Jackson 3 silently flipped several feature defaults. The library deliberately accepts the 3.x baseline rather than restoring the old 2.x toggles via builderWithJackson2Defaults() — absorbing the new defaults is the principled move for a major-version bump, and most of the changes are strict/safe wins. The user-visible deltas:

  • FAIL_ON_TRAILING_TOKENS — now ON. The parser throws on content after the parsed value instead of silently ignoring it. If you've been deserializing concatenated JSON documents ({"a":1}{"b":2}) into a single call, you'll need to .disable(DeserializationFeature.FAIL_ON_TRAILING_TOKENS) on a custom mapper.
  • FAIL_ON_NULL_FOR_PRIMITIVES — now ON. JSON null mapped to a primitive field now throws instead of silently writing 0 / false. If a server returns {"count": null} for an int count field, that field must change to Integer or you must disable the feature.
  • READ_ENUMS_USING_TO_STRING / WRITE_ENUMS_USING_TO_STRING — both now ON. Enums (de)serialize via toString() instead of name(). If your enums override toString(), the serialized JSON value changes. Disable on a custom mapper, or remove the toString() override, or annotate with @JsonProperty per constant.
  • SORT_PROPERTIES_ALPHABETICALLY — now ON. Serialized JSON property order is now alphabetical by default. Most consumers (and HTTP servers) are order-insensitive, but golden-file tests and request log diffs will change.
  • USE_GETTERS_AS_SETTERS — now OFF. Collection-typed getters with no setter are no longer auto-used to populate the collection. If you've been relying on this pattern, re-enable on a custom mapper or add an explicit setter.
  • ALLOW_FINAL_FIELDS_AS_MUTATORS — now OFF. Final fields are no longer auto-discovered as mutators; configure a constructor or factory for those classes.
  • DEFAULT_VIEW_INCLUSION — now OFF. Properties without a @JsonView annotation are no longer included by default in any view.

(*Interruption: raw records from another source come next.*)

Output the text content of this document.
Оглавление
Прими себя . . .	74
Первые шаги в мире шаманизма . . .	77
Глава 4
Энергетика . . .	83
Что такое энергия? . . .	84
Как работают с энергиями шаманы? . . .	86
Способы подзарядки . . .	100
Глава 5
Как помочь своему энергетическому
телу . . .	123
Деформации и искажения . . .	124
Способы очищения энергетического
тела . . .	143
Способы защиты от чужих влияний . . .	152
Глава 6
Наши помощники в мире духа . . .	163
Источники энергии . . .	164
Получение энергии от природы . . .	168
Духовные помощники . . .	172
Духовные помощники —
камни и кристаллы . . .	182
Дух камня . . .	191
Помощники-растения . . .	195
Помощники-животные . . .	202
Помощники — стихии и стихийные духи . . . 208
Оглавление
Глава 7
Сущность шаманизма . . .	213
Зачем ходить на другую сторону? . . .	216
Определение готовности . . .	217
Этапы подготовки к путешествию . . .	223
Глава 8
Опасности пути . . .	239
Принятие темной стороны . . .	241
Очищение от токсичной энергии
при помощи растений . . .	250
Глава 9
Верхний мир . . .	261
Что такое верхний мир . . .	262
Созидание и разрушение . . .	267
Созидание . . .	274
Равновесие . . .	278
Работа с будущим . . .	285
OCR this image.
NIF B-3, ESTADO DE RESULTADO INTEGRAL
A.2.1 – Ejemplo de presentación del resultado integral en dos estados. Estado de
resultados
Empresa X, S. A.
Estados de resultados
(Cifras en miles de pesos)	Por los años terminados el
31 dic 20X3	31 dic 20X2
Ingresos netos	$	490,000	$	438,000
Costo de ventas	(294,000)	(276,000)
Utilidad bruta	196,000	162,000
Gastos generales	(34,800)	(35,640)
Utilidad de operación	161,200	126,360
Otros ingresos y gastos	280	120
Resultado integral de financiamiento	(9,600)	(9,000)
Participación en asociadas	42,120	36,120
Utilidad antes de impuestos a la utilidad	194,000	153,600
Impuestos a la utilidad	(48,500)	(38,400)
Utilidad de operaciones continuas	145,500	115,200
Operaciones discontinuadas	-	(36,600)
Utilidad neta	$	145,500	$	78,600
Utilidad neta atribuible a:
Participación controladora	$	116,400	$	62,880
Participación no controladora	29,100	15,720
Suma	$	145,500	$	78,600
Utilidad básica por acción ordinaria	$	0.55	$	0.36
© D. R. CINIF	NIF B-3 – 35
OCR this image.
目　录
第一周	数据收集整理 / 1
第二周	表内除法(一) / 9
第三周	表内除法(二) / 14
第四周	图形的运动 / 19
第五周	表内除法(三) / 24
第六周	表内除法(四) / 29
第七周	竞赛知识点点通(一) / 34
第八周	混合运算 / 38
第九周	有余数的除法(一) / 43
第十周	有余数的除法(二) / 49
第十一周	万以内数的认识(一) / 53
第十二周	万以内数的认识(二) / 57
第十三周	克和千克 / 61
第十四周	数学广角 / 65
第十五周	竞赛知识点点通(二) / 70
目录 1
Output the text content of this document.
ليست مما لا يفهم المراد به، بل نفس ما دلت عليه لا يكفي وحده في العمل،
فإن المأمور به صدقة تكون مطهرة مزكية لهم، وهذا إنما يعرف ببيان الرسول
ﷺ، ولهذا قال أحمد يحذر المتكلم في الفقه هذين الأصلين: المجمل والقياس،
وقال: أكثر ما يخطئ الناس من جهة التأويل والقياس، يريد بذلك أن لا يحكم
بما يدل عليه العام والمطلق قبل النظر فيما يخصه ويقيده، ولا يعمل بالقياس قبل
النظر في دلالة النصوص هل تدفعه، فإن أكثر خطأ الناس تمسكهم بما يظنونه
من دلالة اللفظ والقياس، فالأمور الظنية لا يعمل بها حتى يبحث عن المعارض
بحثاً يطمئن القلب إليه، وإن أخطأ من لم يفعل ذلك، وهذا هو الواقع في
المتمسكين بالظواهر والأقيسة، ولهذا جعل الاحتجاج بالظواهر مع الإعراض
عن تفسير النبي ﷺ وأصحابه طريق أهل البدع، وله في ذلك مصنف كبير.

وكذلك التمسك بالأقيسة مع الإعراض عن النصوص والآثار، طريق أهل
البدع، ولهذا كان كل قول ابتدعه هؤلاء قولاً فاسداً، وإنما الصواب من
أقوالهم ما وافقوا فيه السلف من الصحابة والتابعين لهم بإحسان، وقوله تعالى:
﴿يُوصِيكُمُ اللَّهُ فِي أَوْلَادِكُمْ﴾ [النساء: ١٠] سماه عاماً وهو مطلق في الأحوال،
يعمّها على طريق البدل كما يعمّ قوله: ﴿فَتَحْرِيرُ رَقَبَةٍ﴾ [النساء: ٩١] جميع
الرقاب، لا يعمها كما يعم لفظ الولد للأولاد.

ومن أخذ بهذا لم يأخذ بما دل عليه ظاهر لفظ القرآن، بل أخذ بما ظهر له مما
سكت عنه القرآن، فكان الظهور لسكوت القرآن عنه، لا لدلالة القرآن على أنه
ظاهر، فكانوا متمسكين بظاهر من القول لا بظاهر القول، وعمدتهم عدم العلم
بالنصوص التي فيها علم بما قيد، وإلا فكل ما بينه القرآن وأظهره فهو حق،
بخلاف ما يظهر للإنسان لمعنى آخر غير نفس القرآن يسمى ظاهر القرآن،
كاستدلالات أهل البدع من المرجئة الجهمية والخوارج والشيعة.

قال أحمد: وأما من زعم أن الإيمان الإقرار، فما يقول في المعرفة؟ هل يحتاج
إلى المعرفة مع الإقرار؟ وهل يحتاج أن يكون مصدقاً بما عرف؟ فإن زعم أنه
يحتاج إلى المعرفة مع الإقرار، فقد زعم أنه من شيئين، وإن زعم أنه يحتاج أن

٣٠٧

The library's own explicit override is still applied on top of the 3.x baseline: the default mapper has NON_NULL value-inclusion and NON_NULL content-inclusion. (The other 4.0.0 library overrides — FAIL_ON_EMPTY_BEANS off, FAIL_ON_UNKNOWN_PROPERTIES off, WRITE_DATES_AS_TIMESTAMPS off — happen to already be the Jackson 3 defaults, so they no longer need explicit toggles.)

Single-argument constructor binding

Jackson 2.x had no built-in single-arg constructor mode default — earlier library versions registered new ParameterNamesModule(JsonCreator.Mode.PROPERTIES), which forced every auto-detected single-arg constructor into PROPERTIES mode. Jackson 3 has a built-in ConstructorDetector with a HEURISTIC default: if the bean exposes a property whose name matches the constructor parameter, the constructor is treated as PROPERTIES-based; otherwise it falls back to DELEGATING. For ordinary REST DTOs (class Foo { Foo(String name); String getName(); }) the two modes are observationally identical. The divergence is for "opaque wrapper" DTOs with no getter or field matching the parameter name — e.g.:

public final class TraceId {
  private final String raw;

  public TraceId(String raw) {
    this.raw = raw;
  }

  @Override
  public String toString() {
    return raw;
  }
  // no getRaw()
}

Under the old library mode (PROPERTIES) Jackson required {"raw": "abc"} to deserialize this type. Under the Jackson 3 HEURISTIC default, Jackson accepts the raw string "abc" instead (DELEGATING). If your code depends on the old {"raw": "abc"} shape for wrappers like this, register your own mapper with JsonMapper.builder().constructorDetector(ConstructorDetector.USE_PROPERTIES_BASED).build() and pass it via HttpRequestBuilder.setDefaultJsonMapper(...), or annotate the constructor with @JsonCreator(mode = JsonCreator.Mode.PROPERTIES).